So I need to prove something in the context of the binomial distribution. This particular bit is algebra-heavy, so I thought I'd post the question here. Basically, I can't seem to figure out what sort of manipulation took place that allowed the inequality in the first line to result in the inequality in the second line:
UPDATE: the specific context is to prove that
$m\le (n+1)p$
Given that $P(X=m) \ge P(X=m-1)$ and that $X$~$B(n,p)$.
The inequalities above are part of this solution:
This generally does not hold. (The reason you can't figure it out is because it's wrong!) I was playing around with it on desmos https://www.desmos.com/calculator/bwrji9t6ud and you'll see that it doesn't hold for $p$ too small. I can prove that the second inequality follows if we know that $p > 0.5$.
Firstly, by definition, you have \begin{align*}&{n\choose m} =\frac{n!}{m!(n-m)!},\\&{n\choose m-1} =\frac{n!}{(m-1)!(n-(m-1))!} = \frac{n!}{(m-1)!(n-m+1)!}\end{align*} Secondly, consider $p^m(1-p)^{n-m}$ and $p^{m-1}(1-p)^{n-m+1}$. From the context of these inequalities, $p$ is positive and nonzero, so $p^{m-1}$ is also positive and nonzero. This means we can divide both sides by $p^{m-1}$ without affecting the inequality. Upon division, you get $p(1-p)^{n-m}$ and $(1-p)^{n-m+1}$ respectively.
Let's focus on $p(1-p)^{n-m}$. I will show that it is less than or equal to $p^{n-m}$. We know that $n > m$ and $0 < p < 1$. (If $p=0$ or $p=1$, the inequality is trivial.) I will denote $n-m = x$, so we know that x is a non negative integer. We want to show that $p^x \geq p(1-p)^x$.

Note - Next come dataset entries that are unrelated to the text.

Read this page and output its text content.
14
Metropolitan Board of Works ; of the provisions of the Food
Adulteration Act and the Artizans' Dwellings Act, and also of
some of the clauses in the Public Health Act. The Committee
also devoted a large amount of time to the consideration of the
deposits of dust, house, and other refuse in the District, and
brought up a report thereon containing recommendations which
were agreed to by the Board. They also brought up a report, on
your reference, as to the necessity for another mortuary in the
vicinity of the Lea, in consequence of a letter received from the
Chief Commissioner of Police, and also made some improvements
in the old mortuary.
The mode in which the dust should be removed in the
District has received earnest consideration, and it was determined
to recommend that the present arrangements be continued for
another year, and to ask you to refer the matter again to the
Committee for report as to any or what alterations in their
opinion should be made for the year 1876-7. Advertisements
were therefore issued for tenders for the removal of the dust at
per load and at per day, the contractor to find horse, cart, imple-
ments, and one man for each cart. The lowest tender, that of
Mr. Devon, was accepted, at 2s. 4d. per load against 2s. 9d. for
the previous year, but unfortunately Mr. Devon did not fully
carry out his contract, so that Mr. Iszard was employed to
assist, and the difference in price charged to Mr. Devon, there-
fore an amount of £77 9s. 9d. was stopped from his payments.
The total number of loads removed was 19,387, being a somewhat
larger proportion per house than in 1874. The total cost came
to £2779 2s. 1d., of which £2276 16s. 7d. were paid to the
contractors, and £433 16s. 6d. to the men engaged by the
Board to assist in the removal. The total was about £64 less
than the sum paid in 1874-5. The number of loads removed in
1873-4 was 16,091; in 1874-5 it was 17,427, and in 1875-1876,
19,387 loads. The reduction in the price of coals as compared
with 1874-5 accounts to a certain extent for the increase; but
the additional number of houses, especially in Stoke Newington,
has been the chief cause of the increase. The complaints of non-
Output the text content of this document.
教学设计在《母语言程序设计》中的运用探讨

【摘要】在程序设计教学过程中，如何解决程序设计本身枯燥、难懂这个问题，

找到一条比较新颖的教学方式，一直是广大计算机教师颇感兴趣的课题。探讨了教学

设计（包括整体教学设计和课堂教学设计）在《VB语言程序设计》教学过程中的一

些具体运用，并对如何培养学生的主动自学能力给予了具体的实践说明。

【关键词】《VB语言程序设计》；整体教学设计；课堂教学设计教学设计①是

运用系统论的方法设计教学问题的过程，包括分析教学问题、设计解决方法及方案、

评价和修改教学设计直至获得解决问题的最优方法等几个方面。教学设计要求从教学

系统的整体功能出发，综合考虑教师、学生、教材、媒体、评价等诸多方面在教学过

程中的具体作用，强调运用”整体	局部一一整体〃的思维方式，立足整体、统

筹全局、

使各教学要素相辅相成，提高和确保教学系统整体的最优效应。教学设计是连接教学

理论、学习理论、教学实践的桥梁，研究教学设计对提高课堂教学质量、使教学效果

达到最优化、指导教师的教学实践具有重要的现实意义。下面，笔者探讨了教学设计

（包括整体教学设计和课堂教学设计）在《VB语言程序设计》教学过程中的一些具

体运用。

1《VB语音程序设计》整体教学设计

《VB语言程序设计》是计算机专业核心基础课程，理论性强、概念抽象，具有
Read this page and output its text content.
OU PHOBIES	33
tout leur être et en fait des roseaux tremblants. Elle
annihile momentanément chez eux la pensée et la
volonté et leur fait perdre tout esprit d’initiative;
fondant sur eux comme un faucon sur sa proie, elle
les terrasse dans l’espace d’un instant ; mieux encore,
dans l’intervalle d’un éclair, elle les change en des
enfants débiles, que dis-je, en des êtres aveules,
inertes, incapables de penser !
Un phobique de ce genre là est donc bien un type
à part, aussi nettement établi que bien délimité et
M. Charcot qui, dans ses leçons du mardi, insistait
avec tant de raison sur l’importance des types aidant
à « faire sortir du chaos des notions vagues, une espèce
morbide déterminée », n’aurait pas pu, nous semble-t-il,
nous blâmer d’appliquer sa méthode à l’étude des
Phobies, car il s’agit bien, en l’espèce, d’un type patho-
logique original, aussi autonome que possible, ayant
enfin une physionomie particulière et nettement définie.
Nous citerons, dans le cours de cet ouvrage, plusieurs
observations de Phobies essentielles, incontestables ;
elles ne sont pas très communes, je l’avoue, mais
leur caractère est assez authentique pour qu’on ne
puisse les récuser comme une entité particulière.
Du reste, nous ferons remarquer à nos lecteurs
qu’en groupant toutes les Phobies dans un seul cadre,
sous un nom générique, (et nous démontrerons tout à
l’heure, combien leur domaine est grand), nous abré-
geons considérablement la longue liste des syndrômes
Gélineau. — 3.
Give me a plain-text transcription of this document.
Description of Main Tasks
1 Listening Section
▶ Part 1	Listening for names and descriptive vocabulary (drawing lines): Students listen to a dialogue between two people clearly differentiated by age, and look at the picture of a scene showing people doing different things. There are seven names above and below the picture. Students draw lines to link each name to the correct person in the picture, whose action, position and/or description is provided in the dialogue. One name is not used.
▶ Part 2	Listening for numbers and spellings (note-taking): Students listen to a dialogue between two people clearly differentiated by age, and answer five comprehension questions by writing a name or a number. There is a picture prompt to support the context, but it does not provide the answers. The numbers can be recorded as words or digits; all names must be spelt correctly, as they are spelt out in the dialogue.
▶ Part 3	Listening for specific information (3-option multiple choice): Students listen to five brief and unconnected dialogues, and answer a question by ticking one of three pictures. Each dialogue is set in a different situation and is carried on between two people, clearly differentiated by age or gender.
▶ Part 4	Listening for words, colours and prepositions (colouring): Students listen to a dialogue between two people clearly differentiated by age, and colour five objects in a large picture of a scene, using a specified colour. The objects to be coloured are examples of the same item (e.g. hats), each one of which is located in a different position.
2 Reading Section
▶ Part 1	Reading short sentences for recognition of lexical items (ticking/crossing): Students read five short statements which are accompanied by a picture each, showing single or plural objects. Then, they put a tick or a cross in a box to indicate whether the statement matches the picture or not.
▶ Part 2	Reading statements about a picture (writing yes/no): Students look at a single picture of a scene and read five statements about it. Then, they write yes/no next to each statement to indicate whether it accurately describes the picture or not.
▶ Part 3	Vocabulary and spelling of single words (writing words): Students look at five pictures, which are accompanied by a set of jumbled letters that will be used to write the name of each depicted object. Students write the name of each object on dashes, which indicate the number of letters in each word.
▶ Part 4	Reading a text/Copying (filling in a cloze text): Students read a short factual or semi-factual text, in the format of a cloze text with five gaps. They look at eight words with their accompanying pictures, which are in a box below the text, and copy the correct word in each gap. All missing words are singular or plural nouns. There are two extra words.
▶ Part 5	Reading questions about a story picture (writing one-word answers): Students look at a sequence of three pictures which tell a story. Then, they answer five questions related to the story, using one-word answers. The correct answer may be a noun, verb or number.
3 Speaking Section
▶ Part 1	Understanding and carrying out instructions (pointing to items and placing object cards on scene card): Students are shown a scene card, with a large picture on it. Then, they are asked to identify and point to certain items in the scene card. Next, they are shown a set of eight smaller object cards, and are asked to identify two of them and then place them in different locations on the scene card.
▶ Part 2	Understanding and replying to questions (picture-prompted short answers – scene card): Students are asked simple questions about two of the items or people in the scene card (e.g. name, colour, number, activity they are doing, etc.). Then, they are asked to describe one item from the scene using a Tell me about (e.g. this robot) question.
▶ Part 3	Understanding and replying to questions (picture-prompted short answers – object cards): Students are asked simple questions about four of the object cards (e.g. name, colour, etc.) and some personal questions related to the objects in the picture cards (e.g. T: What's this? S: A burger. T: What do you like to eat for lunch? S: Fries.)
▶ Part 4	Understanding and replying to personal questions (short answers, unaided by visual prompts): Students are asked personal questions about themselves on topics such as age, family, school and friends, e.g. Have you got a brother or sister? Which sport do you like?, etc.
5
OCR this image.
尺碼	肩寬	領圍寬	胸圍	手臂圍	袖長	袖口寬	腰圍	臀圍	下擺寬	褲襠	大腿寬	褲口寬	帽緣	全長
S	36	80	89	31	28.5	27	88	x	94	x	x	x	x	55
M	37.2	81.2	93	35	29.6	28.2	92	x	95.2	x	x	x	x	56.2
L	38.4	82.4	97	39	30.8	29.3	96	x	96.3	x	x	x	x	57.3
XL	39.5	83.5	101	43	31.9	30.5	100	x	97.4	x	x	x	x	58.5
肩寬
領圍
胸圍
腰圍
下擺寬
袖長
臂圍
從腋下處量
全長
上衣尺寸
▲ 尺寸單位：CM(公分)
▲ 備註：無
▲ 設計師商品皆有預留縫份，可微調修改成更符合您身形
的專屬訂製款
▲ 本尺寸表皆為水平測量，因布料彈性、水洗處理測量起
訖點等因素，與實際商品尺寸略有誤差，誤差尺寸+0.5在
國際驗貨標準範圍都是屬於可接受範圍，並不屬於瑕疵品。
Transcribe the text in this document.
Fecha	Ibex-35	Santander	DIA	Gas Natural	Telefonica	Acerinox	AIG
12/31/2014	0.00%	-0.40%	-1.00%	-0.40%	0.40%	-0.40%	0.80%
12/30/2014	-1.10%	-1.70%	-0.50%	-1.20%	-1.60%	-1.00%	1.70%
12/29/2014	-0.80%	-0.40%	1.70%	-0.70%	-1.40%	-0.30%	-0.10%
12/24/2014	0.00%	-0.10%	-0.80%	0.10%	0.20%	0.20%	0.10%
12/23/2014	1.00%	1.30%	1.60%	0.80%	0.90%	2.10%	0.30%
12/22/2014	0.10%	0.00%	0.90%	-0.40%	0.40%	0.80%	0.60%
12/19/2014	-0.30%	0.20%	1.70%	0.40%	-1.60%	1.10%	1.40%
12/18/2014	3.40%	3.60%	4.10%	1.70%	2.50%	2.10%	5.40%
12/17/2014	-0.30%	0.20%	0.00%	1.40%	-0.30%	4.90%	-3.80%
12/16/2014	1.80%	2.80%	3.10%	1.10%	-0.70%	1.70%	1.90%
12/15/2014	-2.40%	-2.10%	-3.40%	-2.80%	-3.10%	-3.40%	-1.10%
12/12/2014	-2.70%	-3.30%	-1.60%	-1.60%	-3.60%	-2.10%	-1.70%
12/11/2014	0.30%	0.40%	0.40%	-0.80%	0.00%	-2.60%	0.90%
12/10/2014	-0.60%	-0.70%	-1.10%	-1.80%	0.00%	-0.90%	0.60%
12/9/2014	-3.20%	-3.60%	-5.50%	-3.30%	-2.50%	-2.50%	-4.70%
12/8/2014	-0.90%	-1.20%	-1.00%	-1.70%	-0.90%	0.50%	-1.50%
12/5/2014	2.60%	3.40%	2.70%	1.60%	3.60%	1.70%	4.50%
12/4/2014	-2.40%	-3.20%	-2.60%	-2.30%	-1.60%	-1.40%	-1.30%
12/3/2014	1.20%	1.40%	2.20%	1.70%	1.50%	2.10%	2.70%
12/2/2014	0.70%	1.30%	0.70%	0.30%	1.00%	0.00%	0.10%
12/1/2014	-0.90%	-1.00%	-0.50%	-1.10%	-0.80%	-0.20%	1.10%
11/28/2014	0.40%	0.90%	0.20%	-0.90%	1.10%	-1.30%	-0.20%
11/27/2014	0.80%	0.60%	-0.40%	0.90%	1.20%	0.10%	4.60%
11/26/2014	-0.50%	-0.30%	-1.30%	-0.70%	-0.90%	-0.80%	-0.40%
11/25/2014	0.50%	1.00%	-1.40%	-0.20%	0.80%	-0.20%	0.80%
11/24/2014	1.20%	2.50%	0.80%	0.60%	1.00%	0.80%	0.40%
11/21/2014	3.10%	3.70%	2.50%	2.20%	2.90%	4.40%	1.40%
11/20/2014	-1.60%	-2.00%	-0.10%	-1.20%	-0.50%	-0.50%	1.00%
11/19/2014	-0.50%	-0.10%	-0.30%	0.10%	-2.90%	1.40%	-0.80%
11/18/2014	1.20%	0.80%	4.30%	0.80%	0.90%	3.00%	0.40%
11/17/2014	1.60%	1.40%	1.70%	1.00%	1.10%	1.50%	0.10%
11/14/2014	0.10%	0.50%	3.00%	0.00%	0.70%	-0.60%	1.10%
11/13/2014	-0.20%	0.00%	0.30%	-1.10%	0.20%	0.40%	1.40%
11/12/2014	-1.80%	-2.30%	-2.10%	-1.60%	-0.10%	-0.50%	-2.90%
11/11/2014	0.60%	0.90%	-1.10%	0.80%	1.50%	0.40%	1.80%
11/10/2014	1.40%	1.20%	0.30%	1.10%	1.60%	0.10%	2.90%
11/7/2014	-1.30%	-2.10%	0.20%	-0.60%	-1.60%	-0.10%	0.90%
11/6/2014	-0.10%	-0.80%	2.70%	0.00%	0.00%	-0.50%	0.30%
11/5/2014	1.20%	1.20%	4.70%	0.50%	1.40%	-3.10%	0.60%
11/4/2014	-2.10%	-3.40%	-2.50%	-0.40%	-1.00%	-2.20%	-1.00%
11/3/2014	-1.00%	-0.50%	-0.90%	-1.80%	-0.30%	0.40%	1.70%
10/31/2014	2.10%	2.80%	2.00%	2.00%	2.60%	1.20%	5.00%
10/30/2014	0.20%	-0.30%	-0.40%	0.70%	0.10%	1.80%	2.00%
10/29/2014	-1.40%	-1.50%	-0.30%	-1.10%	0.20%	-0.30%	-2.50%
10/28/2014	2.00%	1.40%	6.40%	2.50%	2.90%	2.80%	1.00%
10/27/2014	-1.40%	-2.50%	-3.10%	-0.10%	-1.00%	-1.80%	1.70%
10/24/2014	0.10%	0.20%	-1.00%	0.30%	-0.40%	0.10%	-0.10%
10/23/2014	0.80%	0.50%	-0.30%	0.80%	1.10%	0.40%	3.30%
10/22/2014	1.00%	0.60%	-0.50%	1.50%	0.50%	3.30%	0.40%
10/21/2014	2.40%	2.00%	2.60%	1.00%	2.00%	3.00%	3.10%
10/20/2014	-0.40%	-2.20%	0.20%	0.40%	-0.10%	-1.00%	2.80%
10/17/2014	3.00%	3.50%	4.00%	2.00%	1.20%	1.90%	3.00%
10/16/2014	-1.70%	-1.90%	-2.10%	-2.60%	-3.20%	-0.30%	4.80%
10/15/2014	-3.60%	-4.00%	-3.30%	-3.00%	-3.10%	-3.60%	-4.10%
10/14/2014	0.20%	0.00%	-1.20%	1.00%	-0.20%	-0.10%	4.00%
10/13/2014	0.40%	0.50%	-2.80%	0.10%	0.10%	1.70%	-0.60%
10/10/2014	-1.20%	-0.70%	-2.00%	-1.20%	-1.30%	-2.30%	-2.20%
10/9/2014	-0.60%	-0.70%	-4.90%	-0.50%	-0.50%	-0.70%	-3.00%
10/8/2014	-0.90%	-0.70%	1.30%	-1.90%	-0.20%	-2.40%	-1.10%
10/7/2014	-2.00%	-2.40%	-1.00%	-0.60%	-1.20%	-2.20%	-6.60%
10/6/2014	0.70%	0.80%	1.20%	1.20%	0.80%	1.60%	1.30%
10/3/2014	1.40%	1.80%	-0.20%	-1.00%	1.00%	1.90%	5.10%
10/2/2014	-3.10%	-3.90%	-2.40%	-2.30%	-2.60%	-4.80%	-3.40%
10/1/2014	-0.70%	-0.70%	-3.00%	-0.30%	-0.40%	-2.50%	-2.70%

First consider the case where $x=0$. This holds trivially, as $p^0 = 1 > p = p(1-p)^0$. Now we can consider the case where $x ≥ 1$. Note that $p(1-p)^x = (p^{1/x}(1-p))^x$. Thus it suffices to show that $p ≥ p^{1/x}(1-p)$. Because $p$ is strictly greater than $0$ and less than $1$, $p^{1/x}$ gets larger as $1/x$ gets smaller. If we can show that the inequality holds for the smallest possible value of $1/x$, then we have shown that it holds for all values of $x$. Obviously there is no "smallest" value for $1/x$, it is just the limit as $x$ tends to infinity.
This case is also trivial given my assumption of $p > 0.5$. $\lim_{x\rightarrow\infty}p^{1/x} = p^0 = 1$. This leads to $p^{1/x}(1-p) = (1-p)$. Thus it is clear that if $p>0.5$, $p ≥ (1-p) ≥ p^{1/x}(1-p)$. (You can also see that $p >0.5$ is a necessity. if $p<0.5$, you can just find a large enough $x$ to reverse the inequality.)
This covers every case, so we end up with the inequality chain: \begin{align*} {n\choose m} p^m (1-p)^{n-m} &≥ {n\choose m-1} p^{m-1}(1-p)^{n-m+1}\\ \Rightarrow \frac{n!}{m!(n-m)!} p^m (1-p)^{n-m} &≥ \frac{n!}{(m-1)!(n-m+1)!} p^{m-1}(1-p)^{n-m+1}\\ \Rightarrow \frac{n!}{m!(n-m)!} p (1-p)^{n-m} &≥ \frac{n!}{(m-1)!(n-m+1)!}(1-p)^{n-m+1}\\ \mathrm{For}\ p > 0.5, \Rightarrow \frac{n!}{m!(n-m)!} p^{n-m} &≥ \frac{n!}{(m-1)!(n-m+1)!}(1-p)^{n-m+1} \end{align*}